Viewing the audit log
The audit log is not currently available as a direct UI view in the dashboard. However, the raw data is included in the compliance dossier export:
- Settings → Data & Export → Export compliance dossier
- The ZIP contains
compliance/events.json(hash-chained lifecycle log) andcompliance/document-artifacts.json(PDF checksums).
If you need a direct UI for the audit log, contact us at [email protected].
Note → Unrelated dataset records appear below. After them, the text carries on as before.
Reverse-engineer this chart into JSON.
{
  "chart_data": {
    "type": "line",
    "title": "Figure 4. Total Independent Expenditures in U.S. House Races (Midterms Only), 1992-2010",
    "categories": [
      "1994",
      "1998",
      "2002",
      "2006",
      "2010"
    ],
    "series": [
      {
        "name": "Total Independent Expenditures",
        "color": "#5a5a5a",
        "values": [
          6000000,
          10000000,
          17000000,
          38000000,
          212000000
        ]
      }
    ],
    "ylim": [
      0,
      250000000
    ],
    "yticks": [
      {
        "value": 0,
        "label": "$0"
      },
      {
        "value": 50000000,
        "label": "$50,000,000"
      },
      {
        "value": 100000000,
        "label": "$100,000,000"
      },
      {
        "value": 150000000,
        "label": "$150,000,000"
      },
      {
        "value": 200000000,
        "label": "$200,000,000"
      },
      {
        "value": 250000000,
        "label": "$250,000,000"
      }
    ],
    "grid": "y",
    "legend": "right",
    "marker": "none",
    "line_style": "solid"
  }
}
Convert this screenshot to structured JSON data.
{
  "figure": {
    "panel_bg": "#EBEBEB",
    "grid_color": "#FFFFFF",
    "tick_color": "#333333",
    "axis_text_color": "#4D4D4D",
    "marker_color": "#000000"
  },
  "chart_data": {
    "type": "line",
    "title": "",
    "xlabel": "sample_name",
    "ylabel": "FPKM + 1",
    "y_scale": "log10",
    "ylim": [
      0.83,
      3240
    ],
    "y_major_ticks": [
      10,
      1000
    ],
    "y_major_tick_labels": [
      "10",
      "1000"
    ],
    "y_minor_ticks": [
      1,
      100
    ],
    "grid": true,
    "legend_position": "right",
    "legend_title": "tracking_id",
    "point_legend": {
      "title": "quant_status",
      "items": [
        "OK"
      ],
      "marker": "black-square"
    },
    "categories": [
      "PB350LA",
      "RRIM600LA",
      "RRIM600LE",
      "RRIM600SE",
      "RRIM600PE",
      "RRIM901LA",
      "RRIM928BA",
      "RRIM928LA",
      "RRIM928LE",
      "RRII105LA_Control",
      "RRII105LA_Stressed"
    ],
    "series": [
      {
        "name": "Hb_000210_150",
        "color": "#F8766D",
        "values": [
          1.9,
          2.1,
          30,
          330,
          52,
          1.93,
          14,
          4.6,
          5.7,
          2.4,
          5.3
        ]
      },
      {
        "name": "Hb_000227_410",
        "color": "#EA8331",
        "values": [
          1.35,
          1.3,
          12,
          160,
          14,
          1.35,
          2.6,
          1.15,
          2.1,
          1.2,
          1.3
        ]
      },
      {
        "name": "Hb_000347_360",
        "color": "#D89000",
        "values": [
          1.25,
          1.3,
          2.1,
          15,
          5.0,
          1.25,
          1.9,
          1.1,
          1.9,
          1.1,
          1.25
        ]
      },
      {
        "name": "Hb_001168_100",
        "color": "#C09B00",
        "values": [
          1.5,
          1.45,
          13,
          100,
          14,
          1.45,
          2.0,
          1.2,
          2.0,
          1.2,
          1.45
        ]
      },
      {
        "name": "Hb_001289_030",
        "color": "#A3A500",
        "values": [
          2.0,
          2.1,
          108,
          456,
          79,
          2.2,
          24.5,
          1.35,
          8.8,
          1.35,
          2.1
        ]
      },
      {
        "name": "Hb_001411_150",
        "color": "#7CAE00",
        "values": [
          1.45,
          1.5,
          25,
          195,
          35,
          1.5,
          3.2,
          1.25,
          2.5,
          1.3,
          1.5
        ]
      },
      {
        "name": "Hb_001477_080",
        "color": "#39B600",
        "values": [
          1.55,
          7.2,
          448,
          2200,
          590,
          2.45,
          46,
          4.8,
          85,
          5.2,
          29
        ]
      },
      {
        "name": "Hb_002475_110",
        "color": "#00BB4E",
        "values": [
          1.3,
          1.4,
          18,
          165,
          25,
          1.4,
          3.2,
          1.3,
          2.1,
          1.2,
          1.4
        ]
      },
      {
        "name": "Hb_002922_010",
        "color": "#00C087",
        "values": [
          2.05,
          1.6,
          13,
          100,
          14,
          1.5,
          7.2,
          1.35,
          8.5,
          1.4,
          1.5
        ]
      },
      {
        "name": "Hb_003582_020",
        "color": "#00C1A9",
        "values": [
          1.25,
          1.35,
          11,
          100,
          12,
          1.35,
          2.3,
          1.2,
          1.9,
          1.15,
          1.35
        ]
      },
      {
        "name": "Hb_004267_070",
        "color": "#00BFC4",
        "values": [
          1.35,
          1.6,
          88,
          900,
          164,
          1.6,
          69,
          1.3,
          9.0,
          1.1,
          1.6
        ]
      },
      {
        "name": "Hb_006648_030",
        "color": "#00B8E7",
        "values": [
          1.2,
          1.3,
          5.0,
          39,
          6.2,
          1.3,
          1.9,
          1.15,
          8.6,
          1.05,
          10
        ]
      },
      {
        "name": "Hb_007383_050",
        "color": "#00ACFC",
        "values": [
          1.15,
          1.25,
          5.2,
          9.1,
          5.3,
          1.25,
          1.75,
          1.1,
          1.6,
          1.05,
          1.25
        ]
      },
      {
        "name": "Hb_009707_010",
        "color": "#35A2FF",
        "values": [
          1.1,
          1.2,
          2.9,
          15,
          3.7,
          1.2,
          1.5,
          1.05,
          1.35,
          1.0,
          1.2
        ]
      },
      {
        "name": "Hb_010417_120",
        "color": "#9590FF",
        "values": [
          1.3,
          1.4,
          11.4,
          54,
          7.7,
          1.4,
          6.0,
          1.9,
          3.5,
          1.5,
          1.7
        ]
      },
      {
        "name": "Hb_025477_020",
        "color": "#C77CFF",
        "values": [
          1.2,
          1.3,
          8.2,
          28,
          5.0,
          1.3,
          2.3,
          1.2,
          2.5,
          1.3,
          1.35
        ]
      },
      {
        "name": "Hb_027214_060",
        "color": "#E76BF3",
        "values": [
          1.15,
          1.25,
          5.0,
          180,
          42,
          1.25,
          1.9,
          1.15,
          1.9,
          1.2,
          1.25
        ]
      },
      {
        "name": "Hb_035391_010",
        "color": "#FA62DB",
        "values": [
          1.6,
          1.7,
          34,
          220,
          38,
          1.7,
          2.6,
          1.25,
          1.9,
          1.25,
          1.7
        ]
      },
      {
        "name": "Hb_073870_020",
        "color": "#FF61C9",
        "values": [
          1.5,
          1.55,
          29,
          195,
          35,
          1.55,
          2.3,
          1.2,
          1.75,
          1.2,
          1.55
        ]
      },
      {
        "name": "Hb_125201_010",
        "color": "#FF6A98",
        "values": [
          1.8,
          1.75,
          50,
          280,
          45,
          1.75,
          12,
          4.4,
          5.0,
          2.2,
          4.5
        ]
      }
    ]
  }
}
Relationship to other security features
| Feature | Purpose |
|---|---|
| Audit trail (this page) | Who changed what — for internal control and debugging |
| Compliance ledger | Hash-chained invoice events — for external auditors |
| ApiTokenUsage | Per-token request statistics — for rate-limiting and anomaly detection |
| SHA-256 document artifacts | Integrity proof for sent PDFs |
All four layers complement each other: the audit trail explains what changed, the compliance ledger proves that an invoice existed and was sent, and the document artifacts verify that the stored PDF version is the one that was delivered.